Ia melanjutkan bahwa PDIP punya banyak anggota partai, tapi tak semuanya mengemban tugas sebagai petugas partai. Baginya, petugas partai PDIP adalah mereka yang duduk di kursi eksekutif, legislatif, dan struktur kepengurusan partai. Jokowi, menurut Megawati, jelas masuk ke dalamnya.
Philips Vermonte, Peneliti Center for Strategic and International Studies (CSIS), keberatan jika presiden dianggap sebagai petugas partai.
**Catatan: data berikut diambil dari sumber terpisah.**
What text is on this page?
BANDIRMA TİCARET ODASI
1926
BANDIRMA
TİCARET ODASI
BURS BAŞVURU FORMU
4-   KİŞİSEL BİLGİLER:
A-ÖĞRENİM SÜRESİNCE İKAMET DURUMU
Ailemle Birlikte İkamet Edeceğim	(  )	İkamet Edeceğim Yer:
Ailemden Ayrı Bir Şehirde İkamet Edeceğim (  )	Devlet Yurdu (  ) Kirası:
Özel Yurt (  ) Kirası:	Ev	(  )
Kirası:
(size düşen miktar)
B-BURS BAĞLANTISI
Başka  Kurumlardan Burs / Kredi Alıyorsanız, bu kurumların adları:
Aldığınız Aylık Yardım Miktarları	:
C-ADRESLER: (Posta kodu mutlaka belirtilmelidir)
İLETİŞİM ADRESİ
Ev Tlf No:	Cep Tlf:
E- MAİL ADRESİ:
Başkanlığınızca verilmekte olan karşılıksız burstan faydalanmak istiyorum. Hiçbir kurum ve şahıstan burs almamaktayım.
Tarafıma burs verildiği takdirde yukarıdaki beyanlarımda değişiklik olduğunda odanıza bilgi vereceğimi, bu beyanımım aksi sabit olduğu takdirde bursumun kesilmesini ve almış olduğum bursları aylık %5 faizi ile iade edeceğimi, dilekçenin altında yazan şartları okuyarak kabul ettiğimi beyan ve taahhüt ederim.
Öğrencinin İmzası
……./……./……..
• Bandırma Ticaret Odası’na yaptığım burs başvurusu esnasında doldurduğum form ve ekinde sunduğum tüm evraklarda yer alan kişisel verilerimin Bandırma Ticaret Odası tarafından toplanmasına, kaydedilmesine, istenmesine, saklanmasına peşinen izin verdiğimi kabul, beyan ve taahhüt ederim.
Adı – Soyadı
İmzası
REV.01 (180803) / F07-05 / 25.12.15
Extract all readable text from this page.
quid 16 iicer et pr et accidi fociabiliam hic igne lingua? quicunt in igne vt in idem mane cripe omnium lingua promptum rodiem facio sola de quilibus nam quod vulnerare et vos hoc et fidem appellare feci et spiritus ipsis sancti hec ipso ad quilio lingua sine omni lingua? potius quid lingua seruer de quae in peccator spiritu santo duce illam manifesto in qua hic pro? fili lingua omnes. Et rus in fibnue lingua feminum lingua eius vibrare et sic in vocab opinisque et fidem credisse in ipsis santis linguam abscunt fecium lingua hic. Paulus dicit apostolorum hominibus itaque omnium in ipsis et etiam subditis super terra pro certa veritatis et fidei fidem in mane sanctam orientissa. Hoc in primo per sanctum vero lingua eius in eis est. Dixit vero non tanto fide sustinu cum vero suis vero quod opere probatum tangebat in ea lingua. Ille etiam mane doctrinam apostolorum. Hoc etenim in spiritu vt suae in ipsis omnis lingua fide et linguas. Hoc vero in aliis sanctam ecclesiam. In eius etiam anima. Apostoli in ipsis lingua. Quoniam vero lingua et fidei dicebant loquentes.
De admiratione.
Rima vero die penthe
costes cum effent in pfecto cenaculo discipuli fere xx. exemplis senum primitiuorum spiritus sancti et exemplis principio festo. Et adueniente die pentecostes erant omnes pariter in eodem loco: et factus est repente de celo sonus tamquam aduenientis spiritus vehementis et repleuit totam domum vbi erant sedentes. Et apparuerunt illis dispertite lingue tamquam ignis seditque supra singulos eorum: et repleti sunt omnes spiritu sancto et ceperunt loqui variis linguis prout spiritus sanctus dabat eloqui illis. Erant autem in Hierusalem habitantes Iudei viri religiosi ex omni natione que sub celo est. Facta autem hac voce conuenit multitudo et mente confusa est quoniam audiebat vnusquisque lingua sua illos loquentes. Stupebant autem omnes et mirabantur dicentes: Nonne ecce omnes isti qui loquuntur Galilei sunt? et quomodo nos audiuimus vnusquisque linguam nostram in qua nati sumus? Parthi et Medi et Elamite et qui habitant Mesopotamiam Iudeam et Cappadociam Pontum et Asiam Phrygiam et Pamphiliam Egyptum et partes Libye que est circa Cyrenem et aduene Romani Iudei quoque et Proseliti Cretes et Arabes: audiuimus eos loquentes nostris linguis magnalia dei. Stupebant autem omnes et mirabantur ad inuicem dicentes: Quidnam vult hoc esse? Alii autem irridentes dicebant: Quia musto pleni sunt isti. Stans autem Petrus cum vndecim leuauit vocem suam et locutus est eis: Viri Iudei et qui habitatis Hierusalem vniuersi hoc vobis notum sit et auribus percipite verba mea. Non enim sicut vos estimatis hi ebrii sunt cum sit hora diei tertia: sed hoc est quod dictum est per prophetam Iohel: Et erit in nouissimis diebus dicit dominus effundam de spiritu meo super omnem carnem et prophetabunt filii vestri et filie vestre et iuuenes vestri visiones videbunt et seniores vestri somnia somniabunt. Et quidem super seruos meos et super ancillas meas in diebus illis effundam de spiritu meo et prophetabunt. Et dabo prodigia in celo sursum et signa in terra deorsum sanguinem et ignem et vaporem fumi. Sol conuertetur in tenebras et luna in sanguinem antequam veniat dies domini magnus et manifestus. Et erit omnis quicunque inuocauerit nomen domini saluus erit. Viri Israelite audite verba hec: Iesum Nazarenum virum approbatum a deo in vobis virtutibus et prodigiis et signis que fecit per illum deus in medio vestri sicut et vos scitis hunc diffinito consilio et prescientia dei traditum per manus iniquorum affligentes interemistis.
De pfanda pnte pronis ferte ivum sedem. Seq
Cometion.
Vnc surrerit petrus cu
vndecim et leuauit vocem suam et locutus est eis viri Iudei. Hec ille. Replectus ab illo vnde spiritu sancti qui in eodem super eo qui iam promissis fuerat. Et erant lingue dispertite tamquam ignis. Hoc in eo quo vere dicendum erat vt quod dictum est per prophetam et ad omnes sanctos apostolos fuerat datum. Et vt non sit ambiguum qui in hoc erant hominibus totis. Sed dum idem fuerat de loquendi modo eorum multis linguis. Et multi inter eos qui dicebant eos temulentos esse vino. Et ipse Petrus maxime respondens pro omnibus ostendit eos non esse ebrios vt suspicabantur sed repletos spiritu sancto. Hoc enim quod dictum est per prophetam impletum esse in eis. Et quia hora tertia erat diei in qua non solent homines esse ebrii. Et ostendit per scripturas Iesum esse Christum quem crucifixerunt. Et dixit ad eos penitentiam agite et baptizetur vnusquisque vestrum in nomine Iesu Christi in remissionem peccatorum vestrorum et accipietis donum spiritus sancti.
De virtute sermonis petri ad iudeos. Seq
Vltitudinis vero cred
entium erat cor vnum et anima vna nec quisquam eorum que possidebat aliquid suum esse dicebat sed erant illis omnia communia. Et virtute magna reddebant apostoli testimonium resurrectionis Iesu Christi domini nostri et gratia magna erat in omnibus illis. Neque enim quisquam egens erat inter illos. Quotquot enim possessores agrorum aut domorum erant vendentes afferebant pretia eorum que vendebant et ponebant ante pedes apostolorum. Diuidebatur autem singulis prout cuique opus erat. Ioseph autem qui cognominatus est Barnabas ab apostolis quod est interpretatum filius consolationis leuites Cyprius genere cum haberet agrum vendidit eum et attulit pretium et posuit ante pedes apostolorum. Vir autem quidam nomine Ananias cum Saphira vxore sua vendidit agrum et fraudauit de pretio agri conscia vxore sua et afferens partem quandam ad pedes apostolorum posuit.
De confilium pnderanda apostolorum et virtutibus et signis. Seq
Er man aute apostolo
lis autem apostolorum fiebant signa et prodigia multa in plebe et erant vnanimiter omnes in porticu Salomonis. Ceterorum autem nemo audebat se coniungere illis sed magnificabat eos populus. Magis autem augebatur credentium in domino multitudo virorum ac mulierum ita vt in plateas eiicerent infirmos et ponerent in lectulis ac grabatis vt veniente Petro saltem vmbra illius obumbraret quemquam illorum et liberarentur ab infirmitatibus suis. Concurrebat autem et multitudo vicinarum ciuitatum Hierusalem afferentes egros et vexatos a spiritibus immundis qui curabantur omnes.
Dalam diskusi "Penumpang Gelap di Tikungan" di Jakarta tahun 2015 silam, ia bilang bahwa sistem pemerintahan Indonesia adalah presidensial, di mana pusat kekuasaan adalah presiden, dan besar kekuasaannya jauh di atas partai.
"Jadi, saat Jokowi terpilih, ia berdiri di atas semua golongan," ucap Vermonte. "Dia bukan petugas partai lagi."
Dalam hal ini, Vermonte senada seirama dengan kritikan Fahri Hamzah soal situasi perpolitikan di Indonesia. Mantan politikus PKS itu pernah menyinggung bahwa terjadi ambiguitas peran partai politik dalam kehidupan demokrasi kita.
“Hilangkan ambiguitas partai politik dalam negara,” kata Fahri. “Parpol hanya fasilitator, bertugas hanya dalam pengkaderan dan pencalonan.” Ia lantas mengibaratkan parpol sebagai kendaraan yang mengantar penumpangnya ke tujuan. Sesampainya di sana, mereka harus rela melepas penumpangnya turun dan bukan terus menahannya di dalam.
Megawati boleh mengklaim Jokowi sebagai petugas partainya, itulah yang sewajarnya dilakukan seorang politikus. Namun, seorang negarawan tentu akan mengedepankan kepentingan rakyat di atas kepentingan partai.
Adapun Jokowi, di sisa masa jabatannya ini, tentu boleh memilih antara menjadi politikus atau negarawan. Jika ia memilih yang kedua, ia harus mengingat pesan yang pernah disampaikan Presiden Amerika ke-35 Jhon F. Kennedy, “Kesetiaan saya kepada partai berakhir begitu kesetiaan saya kepada bangsa dimulai.”